Reith hizo más preguntas relativas a la geografía y a la vida de Tschai, descubriendo que los conocimientos de Traz eran muy incompletos. Los Dirdir y los Hombres-Dirdir vivían más allá del mar; dónde, no era muy seguro. Había tres tipos de Chasch: los Viejos Chasch, los decadentes restos de una raza en su tiempo poderosa, y ahora concentrados en torno a los altos de Jang; los Chasch Verdes, nómadas de la Estepa Muerta; y los Chasch Azules. Traz detestaba a todos los Chasch indiscriminadamente, aunque nunca había visto a los Viejos Chasch.
—Los Verdes son terribles: ¡demonios! Se mantienen confinados en la Estepa Muerta. Los Emblemas se mantienen en el sur, excepto para incursiones y pillaje de caravanas. La caravana que renunciamos a atacar había hecho un rodeo hacia el sur para evitar a los Verdes.
—¿Adonde iba?
—Probablemente a Pera, o quizá a Jalkh en el mar Lesmático. Lo más seguro a Pera. Las caravanas norte-sur comercian entre Jalkh y Mazuún. Las caravanas este-oeste se mueven entre Pera y Coad.
—¿En esas ciudades viven hombres? Traz se alzó de hombros.
—Difícilmente puede llamárselas ciudades. Son puros asentamientos. Pero sé muy poco de ellas, solamente lo que he oído decir a los magos. ¿Tienes hambre? Yo sí. Comamos un poco.
Se sentaron en un tronco caído y comieron unos trozos de pastel de gachas y bebieron de unos pellejos de cerveza. Traz señaló hacia un arbustos de los que crecían pequeños glóbulos blancos.
—Nunca nos moriremos de hambre mientras crezcan plantas del peregrino... ¿Y ves esos otros arbustos negros? Son watak. Sus raíces almacenan como cuatro litros de savia. Si no bebes otra cosa más que watak terminas quedándote sordo, pero para períodos cortos no representa ningún peligro.
Reith abrió su unidad de supervivencia.
—Puedo extraer agua del suelo con esta película, o convertir el agua del mar en agua potable con este purificador... Eso de ahí son píldoras alimenticias, suficientes para un mes... Esto es una célula de energía... Un equipo médico... Cuchillo, brújula, sondascopio... Transcom... —Reith examinó el transcom con un repentino estremecimiento de interés.

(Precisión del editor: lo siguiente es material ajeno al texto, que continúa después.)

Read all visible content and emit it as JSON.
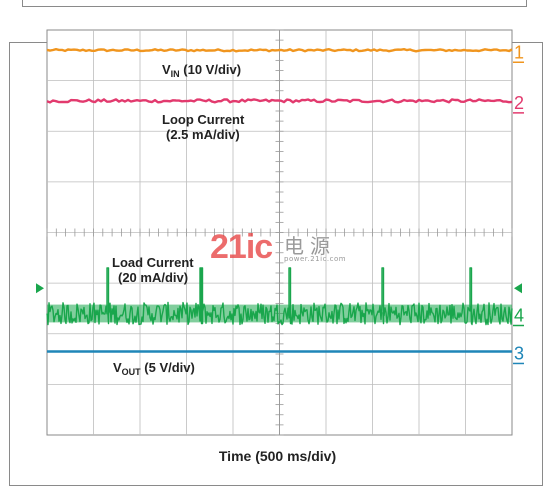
{
  "chart_data": {
    "type": "line",
    "xlabel": "Time (500 ms/div)",
    "grid": true,
    "divisions": {
      "x": 10,
      "y": 8
    },
    "colors": {
      "background": "#ffffff",
      "grid": "#bdbdbd",
      "frame": "#8a8a8a",
      "text": "#222222"
    },
    "series": [
      {
        "id": "vin",
        "label_main": "V",
        "label_sub": "IN",
        "label_rest": " (10 V/div)",
        "color": "#f0951e",
        "channel": "1",
        "level_div": 7.6,
        "noise_div": 0.02,
        "pulses": []
      },
      {
        "id": "loop",
        "label_lines": [
          "Loop Current",
          "(2.5 mA/div)"
        ],
        "color": "#e23a6e",
        "channel": "2",
        "level_div": 6.6,
        "noise_div": 0.03,
        "pulses": []
      },
      {
        "id": "load",
        "label_lines": [
          "Load Current",
          "(20 mA/div)"
        ],
        "color": "#1aa64d",
        "channel": "4",
        "level_div": 2.4,
        "noise_div": 0.22,
        "pulses": [
          1.3,
          3.3,
          5.2,
          7.2,
          9.1
        ],
        "pulse_height_div": 0.9
      },
      {
        "id": "vout",
        "label_main": "V",
        "label_sub": "OUT",
        "label_rest": " (5 V/div)",
        "color": "#1f86b8",
        "channel": "3",
        "level_div": 1.65,
        "noise_div": 0.0,
        "pulses": []
      }
    ],
    "trigger_marker_color": "#1aa64d"
  }
}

—¿Para qué sirve? —preguntó Traz.
—Es la mitad de un sistema de comunicación. Había otro en la unidad de Paul Waunder, que quedó en la nave espacial. Puedo radiar una señal que provoque una respuesta automática del otro equipo y me dé su localización. —Reith pulsó el botón
Búsqueda.
La aguja de una brújula se orientó hacia el noroeste; un contador parpadeó un 9'8 en blanco y un 2 en rojo—. El otro equipo, y presumiblemente la lanzadera, está a 9'8 veces 10 al cuadrado, o sea a 980 kilómetros al noroeste.
—Eso corresponde a los dominios de los Chasch Azules. Ya lo sabíamos.
Reith miró hacia el noroeste, pensativo.
—No deseamos ir al sur a las marismas, ni tampoco volver al bosque. ¿Qué hay al este, más allá de las estepas?
—No lo sé. Creo que el océano Draschade. Pero está muy lejos.
—¿Es de ahí de donde vienen las caravanas?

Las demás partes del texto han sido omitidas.